La maresía matutina de mi playa de Las Canteras, a causa de las mareas del Pino, intenta despertar mis sentidos adormecidos. Esta reclusión larga y necesaria unida a esta soledad me está pasando factura. Percibo en sueños aquel olor de los membrillos, comprados en el kiosko de la Puntilla, a la orilla de la playa; los gritos de los chiquillos jugando al clavo y a la pelota y hasta sufro aquel desconsuelo cuando viene el guardia a quitarnos los juegos. Nos queda la alegría de tirarnos al mar para sebar las olas como delfines, juguetones y libres. La caricia del agua fresca… la arena tibia…el abrazo de los míos.

Noto aquellos aromas lejanos entre estas cuatro paredes y el bucio me regala el sonido del mar que no puedo ver, ni oír, desde aquí. 

Suena el dulce sonido de mi móvil: Noche, luminosa y clara, tibia y perfumada llena de armonía…

Me despierto.

— Abuelo, hoy por fin, ya puedo ir a verte. ¿Me llevas a la playa? 

Familia: Suárez Vera-Vera Montilla


 

Una parte de mí.

Recuerdo con claridad nuestros primeros encuentros, desde el primer momento conquistaste todos mis sentidos con naturalidad. He recorrido todos tus rincones, te he vivido de mil maneras y a tu abrigo he forjado grandes amistades. Ahora te añoro pero te siento, eres parte de mí.

Playa de Las Canteras, desde mi ventana te imagino a través de unas gaviotas que te sobrevuelan, te veo con tu piel erizada con la brisa del amanecer, reflejando el pasar de las nubes o dorando tus charcos en el ocaso con tu aroma de bajamar. Sola, como cuando no tenías nombre, tan viva como entonces. Salvaje, libre y pura. Tan solo a la luna sometida, que te llena y vacía a su antojo. Mecida por el vaivén de las olas, que con su embate peinan tu orilla día tras día.

Horacio Hernández

“Mamá”

Seudónimo: Mar

Todavía recuerdo como papá me subía a sus hombros para que pudiera asomar mi nariz al interior de las barcas que reposaban en La Puntilla. Soñaba que de mayor tendría una e iría a pescar fulas y sargos junto a él mientras tirábamos las migas de pan que habían sobrado de los bocadillos del Ñoño.

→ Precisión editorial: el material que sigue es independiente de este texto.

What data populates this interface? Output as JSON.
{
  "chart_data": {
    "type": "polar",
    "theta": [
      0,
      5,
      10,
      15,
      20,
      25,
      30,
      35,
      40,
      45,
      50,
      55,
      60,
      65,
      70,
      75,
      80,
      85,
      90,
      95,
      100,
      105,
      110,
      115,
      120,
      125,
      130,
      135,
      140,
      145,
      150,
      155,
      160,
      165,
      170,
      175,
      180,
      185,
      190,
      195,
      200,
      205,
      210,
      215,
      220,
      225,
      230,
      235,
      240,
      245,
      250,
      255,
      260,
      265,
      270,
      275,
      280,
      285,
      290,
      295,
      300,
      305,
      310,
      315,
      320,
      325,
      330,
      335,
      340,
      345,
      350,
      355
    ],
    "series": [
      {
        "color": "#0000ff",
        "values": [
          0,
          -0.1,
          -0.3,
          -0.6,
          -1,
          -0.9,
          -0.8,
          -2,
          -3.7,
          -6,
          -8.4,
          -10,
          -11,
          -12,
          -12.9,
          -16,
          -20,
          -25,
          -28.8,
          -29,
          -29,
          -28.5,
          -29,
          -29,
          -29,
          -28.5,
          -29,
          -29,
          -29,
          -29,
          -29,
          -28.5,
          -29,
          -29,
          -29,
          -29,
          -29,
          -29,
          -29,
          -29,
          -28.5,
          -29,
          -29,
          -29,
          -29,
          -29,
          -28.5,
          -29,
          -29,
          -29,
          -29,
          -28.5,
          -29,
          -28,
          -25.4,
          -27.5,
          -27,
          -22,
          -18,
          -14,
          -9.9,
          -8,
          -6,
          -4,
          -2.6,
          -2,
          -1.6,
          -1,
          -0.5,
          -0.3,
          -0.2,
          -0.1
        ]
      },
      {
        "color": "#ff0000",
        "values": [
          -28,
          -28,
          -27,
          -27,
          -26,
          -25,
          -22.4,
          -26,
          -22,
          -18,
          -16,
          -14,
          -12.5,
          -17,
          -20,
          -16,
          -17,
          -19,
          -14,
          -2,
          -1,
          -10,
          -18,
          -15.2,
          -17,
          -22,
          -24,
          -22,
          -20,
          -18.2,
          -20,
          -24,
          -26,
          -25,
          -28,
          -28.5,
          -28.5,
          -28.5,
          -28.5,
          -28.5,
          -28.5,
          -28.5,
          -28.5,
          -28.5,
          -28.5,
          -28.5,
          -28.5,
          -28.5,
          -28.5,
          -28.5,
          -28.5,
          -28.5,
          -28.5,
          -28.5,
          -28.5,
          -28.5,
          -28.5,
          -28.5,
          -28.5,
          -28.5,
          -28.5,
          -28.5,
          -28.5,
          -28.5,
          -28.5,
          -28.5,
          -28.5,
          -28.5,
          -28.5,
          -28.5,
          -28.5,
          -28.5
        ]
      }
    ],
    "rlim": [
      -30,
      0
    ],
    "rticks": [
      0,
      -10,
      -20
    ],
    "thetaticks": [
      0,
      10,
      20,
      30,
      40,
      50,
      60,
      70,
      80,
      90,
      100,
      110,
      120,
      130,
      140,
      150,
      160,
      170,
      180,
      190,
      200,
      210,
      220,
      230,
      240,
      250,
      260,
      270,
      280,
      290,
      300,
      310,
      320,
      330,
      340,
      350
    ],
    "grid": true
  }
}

Sin embargo, caprichos de la vida, la realidad era bien distinta. Sentados cada uno en su silla con los pies en remojo mientras le ponía por tercera vez crema en sus cachetes pelados y le recolocaba el sombrero de Arehucas para protegerlo.

El Alzheimer se lo iba llevando poco a poco. Ya comenzaba a desorientarse pero yo le agarraba la mano y le miraba de reojo para contemplar cómo sus ojos brillaban y se movían al ritmo del oleaje mientras bajaba el sol vislumbrando los vestigios del Teide.

Y de repente balbuceó en susurros un -“Mamá…”- Suspiré. Sabía que nuestra playa de Las Canteras nos recordaría que cuando se perdiera, miraríamos al fondo y sentiríamos con seguridad que el Norte estaría fijo ahí a lo lejos y que seguía guiándonos.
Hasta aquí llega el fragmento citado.